Sporadic tauopathies are characterized by differential cellular and topographical predominance of phospho-tau immunoreactivity and biochemical distinction of the tau protein. Established entities include progressive supranuclear palsy, corticobasal degeneration, Pick’s disease, and argyrophilic grain disease. During a community-based longitudinal study on aging, we detected tau pathologies not compatible with these categories. We immunostained for different phospho-tau epitopes, 4R and 3R tau isoforms, α-synuclein, amyloid-β, and phospho-TDP-43, analyzed the MAPT and ApoE genes, and performed western blotting for the tau protein. The mean age of patients (4 women, 3 men) was 83.8 years. Clinical presentations combined dementia with psychiatric symptoms and/or parkinsonism. In addition to neurofibrillary tangles and diffuse neuronal cytoplasmic tau immunoreactivity, the neuropathology was characterized by peculiar cytopathologies (diffuse granular immunopositivity of astrocytic processes and patchy accumulation of thin threads) in a distinctive distribution (frontal and temporal cortices, hippocampus, amygdala, basal ganglia, locus coeruleus, and substantia nigra).

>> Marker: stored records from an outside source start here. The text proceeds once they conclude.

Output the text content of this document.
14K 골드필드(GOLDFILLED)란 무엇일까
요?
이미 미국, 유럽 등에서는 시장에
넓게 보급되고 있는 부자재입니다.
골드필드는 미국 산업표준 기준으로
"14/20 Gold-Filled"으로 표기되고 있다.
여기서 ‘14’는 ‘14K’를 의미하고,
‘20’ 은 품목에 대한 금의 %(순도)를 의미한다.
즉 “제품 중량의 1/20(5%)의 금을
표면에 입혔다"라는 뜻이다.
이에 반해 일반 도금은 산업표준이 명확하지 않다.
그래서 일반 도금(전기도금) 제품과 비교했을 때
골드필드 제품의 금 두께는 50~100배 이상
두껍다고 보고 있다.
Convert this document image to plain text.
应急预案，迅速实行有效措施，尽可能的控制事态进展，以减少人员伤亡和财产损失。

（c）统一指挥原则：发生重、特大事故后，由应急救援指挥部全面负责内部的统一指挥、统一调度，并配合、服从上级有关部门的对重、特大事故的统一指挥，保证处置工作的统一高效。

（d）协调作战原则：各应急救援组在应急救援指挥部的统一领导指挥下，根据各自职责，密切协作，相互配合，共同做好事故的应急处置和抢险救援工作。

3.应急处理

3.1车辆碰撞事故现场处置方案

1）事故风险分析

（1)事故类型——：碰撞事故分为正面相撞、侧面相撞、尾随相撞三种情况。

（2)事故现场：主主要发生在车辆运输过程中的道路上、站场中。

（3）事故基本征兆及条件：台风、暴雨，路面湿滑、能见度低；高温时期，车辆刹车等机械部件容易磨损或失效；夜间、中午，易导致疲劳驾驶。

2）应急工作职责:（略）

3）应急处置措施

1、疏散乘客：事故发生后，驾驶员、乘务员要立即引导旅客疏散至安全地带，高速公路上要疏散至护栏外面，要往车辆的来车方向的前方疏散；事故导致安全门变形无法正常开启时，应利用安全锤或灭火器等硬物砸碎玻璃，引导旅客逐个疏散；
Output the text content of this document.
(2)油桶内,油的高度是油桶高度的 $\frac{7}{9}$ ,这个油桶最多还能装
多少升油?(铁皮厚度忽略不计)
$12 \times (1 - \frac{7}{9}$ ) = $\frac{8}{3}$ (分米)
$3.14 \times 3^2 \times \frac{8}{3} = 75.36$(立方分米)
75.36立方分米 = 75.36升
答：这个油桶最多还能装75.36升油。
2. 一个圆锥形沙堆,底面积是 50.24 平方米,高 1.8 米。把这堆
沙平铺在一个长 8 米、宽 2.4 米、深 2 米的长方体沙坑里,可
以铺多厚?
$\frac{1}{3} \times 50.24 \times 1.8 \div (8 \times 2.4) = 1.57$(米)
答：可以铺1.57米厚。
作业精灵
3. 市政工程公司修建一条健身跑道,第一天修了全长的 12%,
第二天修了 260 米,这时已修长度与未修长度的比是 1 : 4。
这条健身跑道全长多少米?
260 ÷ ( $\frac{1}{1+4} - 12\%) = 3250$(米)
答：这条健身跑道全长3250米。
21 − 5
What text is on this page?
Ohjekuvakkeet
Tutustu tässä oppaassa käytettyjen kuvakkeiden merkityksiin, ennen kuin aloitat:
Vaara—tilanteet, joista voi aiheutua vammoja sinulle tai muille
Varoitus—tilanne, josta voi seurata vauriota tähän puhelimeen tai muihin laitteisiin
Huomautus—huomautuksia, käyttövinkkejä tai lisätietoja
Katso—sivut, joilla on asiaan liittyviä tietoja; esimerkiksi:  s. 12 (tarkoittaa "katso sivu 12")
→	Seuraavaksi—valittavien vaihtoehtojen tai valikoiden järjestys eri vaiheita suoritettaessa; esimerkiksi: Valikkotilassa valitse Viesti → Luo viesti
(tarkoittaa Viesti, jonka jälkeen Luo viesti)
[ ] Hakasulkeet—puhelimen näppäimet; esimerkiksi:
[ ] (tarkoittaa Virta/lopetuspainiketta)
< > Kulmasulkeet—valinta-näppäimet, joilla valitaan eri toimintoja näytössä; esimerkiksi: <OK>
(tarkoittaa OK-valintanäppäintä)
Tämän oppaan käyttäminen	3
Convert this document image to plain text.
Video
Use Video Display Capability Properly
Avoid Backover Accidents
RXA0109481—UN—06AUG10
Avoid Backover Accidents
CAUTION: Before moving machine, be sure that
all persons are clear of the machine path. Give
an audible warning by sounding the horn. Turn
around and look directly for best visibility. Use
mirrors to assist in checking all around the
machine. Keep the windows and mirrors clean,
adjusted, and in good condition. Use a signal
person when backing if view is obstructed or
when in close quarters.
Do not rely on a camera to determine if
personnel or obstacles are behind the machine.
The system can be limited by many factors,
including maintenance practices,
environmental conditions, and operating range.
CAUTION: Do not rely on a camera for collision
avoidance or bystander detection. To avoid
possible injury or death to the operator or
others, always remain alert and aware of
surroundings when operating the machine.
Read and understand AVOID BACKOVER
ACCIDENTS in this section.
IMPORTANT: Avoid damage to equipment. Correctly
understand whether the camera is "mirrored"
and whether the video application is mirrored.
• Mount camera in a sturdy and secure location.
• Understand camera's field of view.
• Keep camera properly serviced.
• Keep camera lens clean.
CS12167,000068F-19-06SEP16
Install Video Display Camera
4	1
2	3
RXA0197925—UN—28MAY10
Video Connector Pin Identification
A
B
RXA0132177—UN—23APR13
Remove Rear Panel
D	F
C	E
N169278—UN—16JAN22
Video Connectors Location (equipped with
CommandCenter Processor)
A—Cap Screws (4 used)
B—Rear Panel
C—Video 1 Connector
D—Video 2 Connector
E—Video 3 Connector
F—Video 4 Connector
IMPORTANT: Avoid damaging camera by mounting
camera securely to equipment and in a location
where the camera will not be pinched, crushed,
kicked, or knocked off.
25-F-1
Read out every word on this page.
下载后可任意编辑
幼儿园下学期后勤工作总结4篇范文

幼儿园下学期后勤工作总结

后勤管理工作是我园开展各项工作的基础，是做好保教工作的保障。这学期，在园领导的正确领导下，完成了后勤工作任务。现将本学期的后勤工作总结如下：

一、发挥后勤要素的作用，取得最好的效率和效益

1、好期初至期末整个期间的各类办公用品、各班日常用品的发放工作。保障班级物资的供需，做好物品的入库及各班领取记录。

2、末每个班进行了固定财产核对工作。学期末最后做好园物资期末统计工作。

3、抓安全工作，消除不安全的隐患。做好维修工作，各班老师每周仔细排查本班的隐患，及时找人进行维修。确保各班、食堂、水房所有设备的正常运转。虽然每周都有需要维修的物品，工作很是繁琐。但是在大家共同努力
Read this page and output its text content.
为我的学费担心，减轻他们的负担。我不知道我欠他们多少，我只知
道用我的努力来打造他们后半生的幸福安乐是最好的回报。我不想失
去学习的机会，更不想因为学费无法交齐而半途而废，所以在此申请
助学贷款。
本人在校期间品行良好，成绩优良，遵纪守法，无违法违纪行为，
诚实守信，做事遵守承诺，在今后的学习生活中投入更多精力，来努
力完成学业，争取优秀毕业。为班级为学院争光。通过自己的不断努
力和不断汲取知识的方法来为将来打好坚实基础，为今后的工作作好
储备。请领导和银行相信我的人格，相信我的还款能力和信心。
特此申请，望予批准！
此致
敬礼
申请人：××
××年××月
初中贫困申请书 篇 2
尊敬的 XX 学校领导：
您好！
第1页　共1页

Argyrophilic grains were detected in four patients. Few to moderate densities of neuritic plaques but widespread phospho-TDP-43 pathology was observed in five patients. There was variability in the H1/H2 and ApoE alleles and biochemical features of tau protein. We propose these cases as complex tauopathy with a characteristic constellation: some features of primary tauopathies and Alzheimer’s disease mixed with additional cytopathologies including a distinctive astrogliopathy, in a characteristic distribution of lesions. These complex tauopathies in the elderly deserve specific diagnostic and eventually therapeutic considerations.